I believe that forgiveness is the key to our survival.
Several years ago we needed to hire employees. My husband hired a woman named Karol. Karol was entering the workforce after being on welfare and fired from many jobs. She had a case worker who assisted with her job skills and accompanied her to work for a period of time. An employee noticed that Karol wore a bandage on her forearm. She asked if she had injured her arm, Karol replied no. After being pressed by the employee, Karol told her that she had KKK tattooed on her arm when she was young. Karol had not met me and did not know that I was Black. She did not realize that I would be working alongside her. Karol had only met my husband who is White. When she saw me, she covered the tattoo.

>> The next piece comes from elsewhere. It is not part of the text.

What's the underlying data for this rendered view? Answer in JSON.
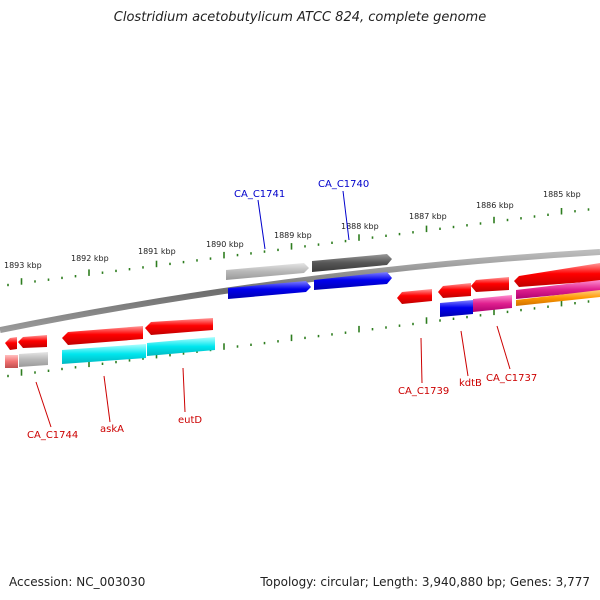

When I was told the story, I was surprised, but not shocked. Karol told me that she had a tough life and was a single mother raising a daughter with mental illness. Her son was struggling with substance abuse and she was worried. When I shared that my son was struggling with substance abuse, she said that I looked happy, and asked how that could be. I told her that I had done all that I could do, and had to let him go. I had to love him from a distance. I told her that I left a door open for him if he wanted help, but it was up to him. My tears would not help, nor pleading, or my desire for him to get help. I told Karol that I had a younger child and had to be as whole as possible for her. Karol was overwhelmed and found it hard to work because she never knew what she would walk into when she went home. Her daughter would fly into rages and destroy the house. Her mind was not on her work, her job performance was weak. I spoke with her case worker. I told her that I thought the State was irresponsible to expect Karol to work while she carried this burden. Karol was being set up to fail. She could not concentrate on her work and the State needed to help her daughter before they could help her. Karol left our employ. Before she left, I wished her well and thanked her. Karol said, “No, thank you,” we embraced and shed tears.
We all make mistakes in youth and some mistakes are huge. Some of us are able to tuck mistakes deep, never to divulge them. Often we wear mistakes in plain sight as tattoos, scars, or in our behavior. Some people never let us forget our mistakes. Whether in plain sight or deep within, our past mistakes need not define who we are or who we will become. Past mistakes are reminders of what we went through, of what we have learned, and of what kind of future we hope for.